A Hockey Player Saved

By Harold Smith

I have a story today about a professional hockey player who grew up in Toronto. He learned to skate at a very early age in that city, where hockey was quite popular. He soon made the semi-pros and not long after, became a professional hockey player. In 1955 he married a young lady whose parents were devoted Christians, so this hockey player came under the influence of the Gospel. It wasn't long after, his wife became saved, and the hockey player showed signs of concern, too. He attended all of the meetings he could, but sometimes he would be away playing hockey. It was during the 1968-1969 hockey season that he had the best record in Canada. He felt certain of a good year ahead, even though he was 34 years old. As the season opened, he lifted the paper one day and learned that he'd been traded to another team. The shock was so great, he thought "I'm not going". So he resigned and retired from hockey, and he started an evening college course, and he also was able to go to Gospel meetings. Well, he went to those Gospel meetings and he got really troubled about his soul. One Saturday afternoon, a friend spent two or three hours talking to him from the Scriptures about the Lord. He showed him that wonderful verse in Isaiah, Isaiah 53:6 - "All we like sheep have gone astray; we have turned every one to his own way; and the LORD hath laid on him the iniquity of us all". He could see from that verse and other verses that he was lost and he needed to be saved. He was lost and going to Hell, and he couldn't do anything about it. It seemed so difficult for him to be saved, he didn't really know how to be saved. He knew he'd turned to his own way, but he just couldn't grasp the truth of salvation. He was despaired at not being saved and threatened not to go back to the Gospel meetings at all.

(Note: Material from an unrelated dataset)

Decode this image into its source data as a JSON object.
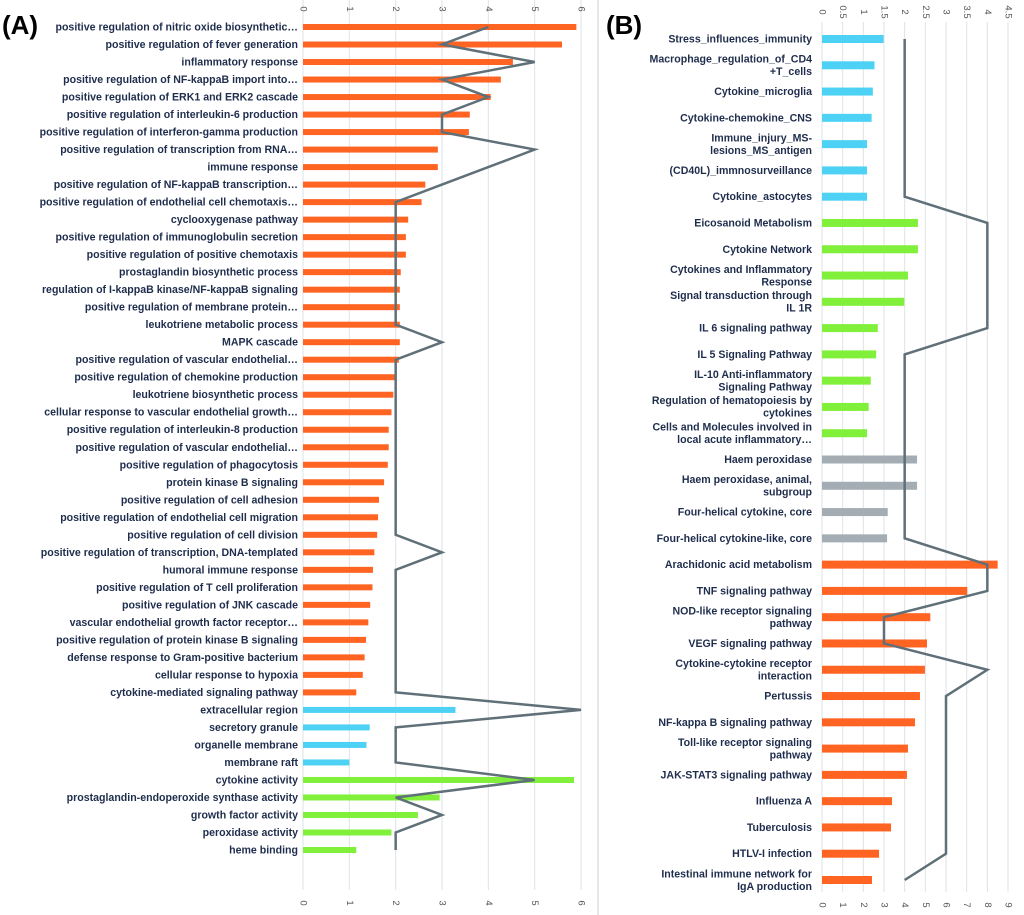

But reluctantly, he said, "I'm going to go". So he got ready and he shaved, and it was as he was shaving, suddenly he thought of the "all" in that verse. "All we like sheep have gone astray", he said, "I know I'm in the first 'all'", "but the LORD hath laid on him the iniquity of us all". Ah, he saw it in a moment - the same "all" from "All we like sheep have gone astray", is the same "all" that the Lord Jesus died to save! Right then and there, he trusted the Lord Jesus as his savior. He went to the meeting that night, telling people that he'd trusted the Lord as his Savior. Have you trusted Him? Trust Him and be saved!